Godzilla in un momento di carineria e affetto

Sì. Sono andato a vedere Godzilla.

Uno perché mi piacciono un botto i film con i mostroni (un giorno di questi vi racconterò di quella volta che ho visto Sharktopus, un film con uno squalo-polipo che con Margherita abbiamo ribattezzato, affettuosamente, lo squalipo o lo squalopo). Due perché altrimenti in sala girano delle cose che è meglio che non ci si pensi. Tre perché arrivata una certa età uno deve fare i conti con se stesso: ti sei beccato tutto il cinema francese quello figo in bianco e nero e l’hai fatto perché faceva curriculum, poi ti sei beccato tutto il cinema sovietico perché in fondo è davvero figo e soprattutto fa curriculum, poi ti sei beccato quello indipendente argentino ma solo della regione subtropicale perché in quel periodo frequentavi un circolo di fanatici di quel regista che fa i film con una sola inquadratura e poi perché faceva curriculum, poi ti sei beccato tutti i film di Visconti perché dovevi preparare una lezione sulla bella inquadratura (lezione che fa curriculum), poi hai scelto che un certo periodo avresti guardato solo i film con Thomas Millian (non fa curriculum ma si scriveva su riviste B), poi hai deciso per i sottotitolati svedesi, poi quelli in olandese (fra l’altro un paio di cose di Mario Bava mai stampate in Italia, così a dimostrazione del fatto che noi ci teniamo stretti i nostri autori). Finchè, dicevo, arrivi ad una certa età e ti dici: vabbè, ma che cazzo (si può dire?): voglio andare a vedere Godzilla (di cui ho una collezione infinita a casa in cui se la prende con tutti: Mothra, Biollante, le Farfalle gemelle del delirio) e voglio stare due ore a bearmi di urla, distruzioni, gente che corre, mostri che saltano e si menano, città rase al suolo e giapponesi incazzati.

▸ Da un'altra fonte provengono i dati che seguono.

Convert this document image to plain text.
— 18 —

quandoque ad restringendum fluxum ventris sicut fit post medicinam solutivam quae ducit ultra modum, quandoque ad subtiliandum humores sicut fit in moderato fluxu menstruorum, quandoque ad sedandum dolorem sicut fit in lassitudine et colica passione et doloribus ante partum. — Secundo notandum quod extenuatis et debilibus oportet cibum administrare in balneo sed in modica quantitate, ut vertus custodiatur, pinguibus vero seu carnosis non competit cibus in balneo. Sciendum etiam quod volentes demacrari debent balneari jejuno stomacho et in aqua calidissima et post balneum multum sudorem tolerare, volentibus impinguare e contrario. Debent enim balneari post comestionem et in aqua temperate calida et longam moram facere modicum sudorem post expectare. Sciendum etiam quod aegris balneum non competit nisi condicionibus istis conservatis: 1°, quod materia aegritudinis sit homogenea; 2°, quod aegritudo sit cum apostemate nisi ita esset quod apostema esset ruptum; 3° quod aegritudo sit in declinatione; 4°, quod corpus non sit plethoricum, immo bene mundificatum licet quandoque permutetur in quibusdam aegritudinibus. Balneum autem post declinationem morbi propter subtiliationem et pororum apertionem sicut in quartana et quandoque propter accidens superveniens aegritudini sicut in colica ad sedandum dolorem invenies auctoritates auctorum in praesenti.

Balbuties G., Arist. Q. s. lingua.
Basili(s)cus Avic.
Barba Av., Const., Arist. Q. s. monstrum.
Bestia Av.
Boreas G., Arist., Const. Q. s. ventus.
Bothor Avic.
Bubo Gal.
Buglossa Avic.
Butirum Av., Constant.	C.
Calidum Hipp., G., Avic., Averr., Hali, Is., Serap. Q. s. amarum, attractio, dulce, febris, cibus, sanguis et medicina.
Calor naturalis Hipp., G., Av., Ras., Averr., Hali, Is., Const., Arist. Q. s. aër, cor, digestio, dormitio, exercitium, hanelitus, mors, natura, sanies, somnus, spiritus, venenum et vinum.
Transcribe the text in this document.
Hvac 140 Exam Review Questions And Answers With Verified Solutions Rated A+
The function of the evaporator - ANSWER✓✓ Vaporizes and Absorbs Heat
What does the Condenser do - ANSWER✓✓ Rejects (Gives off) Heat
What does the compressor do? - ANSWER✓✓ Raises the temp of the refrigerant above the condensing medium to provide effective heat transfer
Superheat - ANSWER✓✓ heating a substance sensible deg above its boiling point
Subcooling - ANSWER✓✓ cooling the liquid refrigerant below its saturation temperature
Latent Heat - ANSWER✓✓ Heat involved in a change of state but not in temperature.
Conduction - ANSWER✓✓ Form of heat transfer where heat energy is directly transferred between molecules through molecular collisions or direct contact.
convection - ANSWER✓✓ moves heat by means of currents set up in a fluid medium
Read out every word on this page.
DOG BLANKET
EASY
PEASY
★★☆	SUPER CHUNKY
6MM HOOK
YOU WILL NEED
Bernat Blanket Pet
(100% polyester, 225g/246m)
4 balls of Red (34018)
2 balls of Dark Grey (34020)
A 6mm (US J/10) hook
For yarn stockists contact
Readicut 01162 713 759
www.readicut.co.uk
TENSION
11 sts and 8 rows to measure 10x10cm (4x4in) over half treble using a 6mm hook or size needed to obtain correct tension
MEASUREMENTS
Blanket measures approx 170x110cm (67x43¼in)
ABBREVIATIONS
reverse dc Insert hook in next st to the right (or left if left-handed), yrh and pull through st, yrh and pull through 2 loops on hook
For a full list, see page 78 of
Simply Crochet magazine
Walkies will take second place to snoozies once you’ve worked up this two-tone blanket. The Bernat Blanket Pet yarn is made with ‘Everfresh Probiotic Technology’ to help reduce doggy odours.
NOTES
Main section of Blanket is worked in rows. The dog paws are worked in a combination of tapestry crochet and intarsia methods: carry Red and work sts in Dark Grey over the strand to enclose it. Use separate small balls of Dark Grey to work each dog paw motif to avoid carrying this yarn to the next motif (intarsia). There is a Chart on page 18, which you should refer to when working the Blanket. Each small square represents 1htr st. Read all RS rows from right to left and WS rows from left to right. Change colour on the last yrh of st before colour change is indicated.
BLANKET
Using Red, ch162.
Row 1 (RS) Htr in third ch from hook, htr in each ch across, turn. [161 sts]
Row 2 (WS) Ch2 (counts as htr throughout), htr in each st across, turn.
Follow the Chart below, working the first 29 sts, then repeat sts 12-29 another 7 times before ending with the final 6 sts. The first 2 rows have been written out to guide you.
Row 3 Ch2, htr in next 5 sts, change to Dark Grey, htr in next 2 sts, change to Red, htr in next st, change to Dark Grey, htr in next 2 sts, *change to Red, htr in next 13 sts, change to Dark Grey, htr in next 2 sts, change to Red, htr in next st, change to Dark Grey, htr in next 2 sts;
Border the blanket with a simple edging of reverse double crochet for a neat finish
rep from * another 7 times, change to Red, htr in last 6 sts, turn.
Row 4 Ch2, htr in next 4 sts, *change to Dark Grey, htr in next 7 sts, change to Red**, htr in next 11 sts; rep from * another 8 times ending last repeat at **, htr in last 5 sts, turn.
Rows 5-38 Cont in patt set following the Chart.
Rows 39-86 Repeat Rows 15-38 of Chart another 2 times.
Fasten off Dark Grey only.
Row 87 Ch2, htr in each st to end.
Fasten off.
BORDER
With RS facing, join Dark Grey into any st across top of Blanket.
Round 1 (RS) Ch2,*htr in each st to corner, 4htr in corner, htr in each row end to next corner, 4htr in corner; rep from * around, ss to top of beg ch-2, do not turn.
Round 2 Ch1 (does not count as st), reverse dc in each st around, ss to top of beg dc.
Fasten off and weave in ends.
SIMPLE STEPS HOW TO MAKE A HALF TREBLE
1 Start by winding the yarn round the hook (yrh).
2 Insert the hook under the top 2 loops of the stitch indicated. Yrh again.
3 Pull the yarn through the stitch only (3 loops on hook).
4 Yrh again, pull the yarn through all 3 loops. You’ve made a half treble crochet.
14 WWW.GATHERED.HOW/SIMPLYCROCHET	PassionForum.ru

Così sono andato a vedere Godzilla. Ecco. E ho avuto tutto quello che volevo, anche se magari “ci avessero dato più Godzilla prima dell’ora e mezza” sarebbe stato figo, curriculum o meno. Poi è chiaro: se uno cerca il bel dialogo, la bella scena d’amore o la madre di tutte le storie può anche stare a casa a guardarsi la tribuna elettorale. Perché qui no: non ci sono bei dialoghi (si parla pochissimo, evvai), scene d’amore non ce n’è (a parte una fra due giganteschi mostroni) e la storia, vabbè…diciamo che non è il centro nevralgico dell’operazione. Però, rispetto al precedente Godzilla made in Usa, c’è la sensazione che la faccenda torni alle origini: si riparla di esperimenti nucleari, della errata concezione che l’uomo ha di sé e della propria posizione nella catena alimentare, nell’ordine naturale delle cose e del rapporto, rispettoso, con i mostroni. Che in qualche maniera ci riportano all’arcano invisibile di una divinità apotropaica che si manifesta che ristabilire l’equilibrio: l’uomo fa l’uomo disfa ma, alla fine della fiera, a tutti tocca confrontarsi con il supremo traguardo. Che poi arrivi sotto il piedone cellulitico e granitico di Godzilla, quello è affare hemingwayano (per chi suona la campana, quando e perché). Troppa ciccia, secondo voi? Allora non avete capito nulla del cinema dei mostroni. Urge ripasso. Op op op.